Cash Up

Sunday, April 05, 2009

By David Brits and Linda Stupart

We wandered around the fair (pretty listlessly after last nights party) asking all the stalls how their sales have been going this year, and generally reports are pretty unenthused. ArtHeat's source close to the fair's organisers, Artlogic, has told us that galleries have not sold as much this year as last, quite possibly because that recession thing we've been hearing about. Although our source reports that the older, established galleries have done well, South Africa's art-buying public are apparently unsurprisingly conservative.

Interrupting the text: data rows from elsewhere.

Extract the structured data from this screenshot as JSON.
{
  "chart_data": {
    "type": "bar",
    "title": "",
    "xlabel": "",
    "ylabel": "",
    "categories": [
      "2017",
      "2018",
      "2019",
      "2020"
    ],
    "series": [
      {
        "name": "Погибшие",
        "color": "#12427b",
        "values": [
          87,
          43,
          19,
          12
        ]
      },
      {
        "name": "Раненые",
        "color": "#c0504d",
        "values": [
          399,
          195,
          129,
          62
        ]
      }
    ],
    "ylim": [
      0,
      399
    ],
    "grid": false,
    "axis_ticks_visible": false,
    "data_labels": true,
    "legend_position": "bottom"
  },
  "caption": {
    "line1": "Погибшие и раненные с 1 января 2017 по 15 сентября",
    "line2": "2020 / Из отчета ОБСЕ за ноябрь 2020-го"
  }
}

Baylon Sandri of SMAC Gallery put it succinctly when he told me "it's the people who are almost dead that they want," in a lamentation of the buyers' disinterest in his contemporary works. As well as those nearing corpse-status, the general trend seems to lean toward the safe and rock-like, although there are exceptions like whatiftheworld's successes in selling edgy new work by young artists.

Having done particularly well this year, the Everard Read has flogged off plenty of their fire-place paintings and rock men garden sculptures. We did follow up on a rumour that the gallery has a habit of placing red stickers on pieces that have not yet sold, however I got an unequivocal NO from the burly man with the clipboard, hearing his nervous chuckle to his assistant as we turned around and left.

On the other end of the scale, however, Bisi Silva, of the CCA Lagos reported that the gallery's first time at the art fair has been a bittersweet affair. Sweet, in the respect that the CCA has received great critical feedback for what they have achieved as a Nigerian public art institution, here at the fair to generate much-needed funds. And bitter, in that they have only sold one artwork, and haven't nearly covered costs. Sadly the CCA will have to review income-generating strategies such as this.

Generally, preferences follow the usual trend, with prints and photographs doing particularly well, with cool kids like Liam Lynch and Zander Blom selling nicely at the Rooke gallery, as well as the usual pseudo-documentary cash cows. All in all, the galleries are doing okay. Kind of. A lot of very bad work has sold to very rich people, and galleries from elsewhere in the continent are doing disappointingly badly.

As for the big El Anatsui (priced at 6.5 million dollars); it was apparently purchased by the Royal Family of Abu Dhabi, and is alleged to hang in the lobby of their nice new hotel.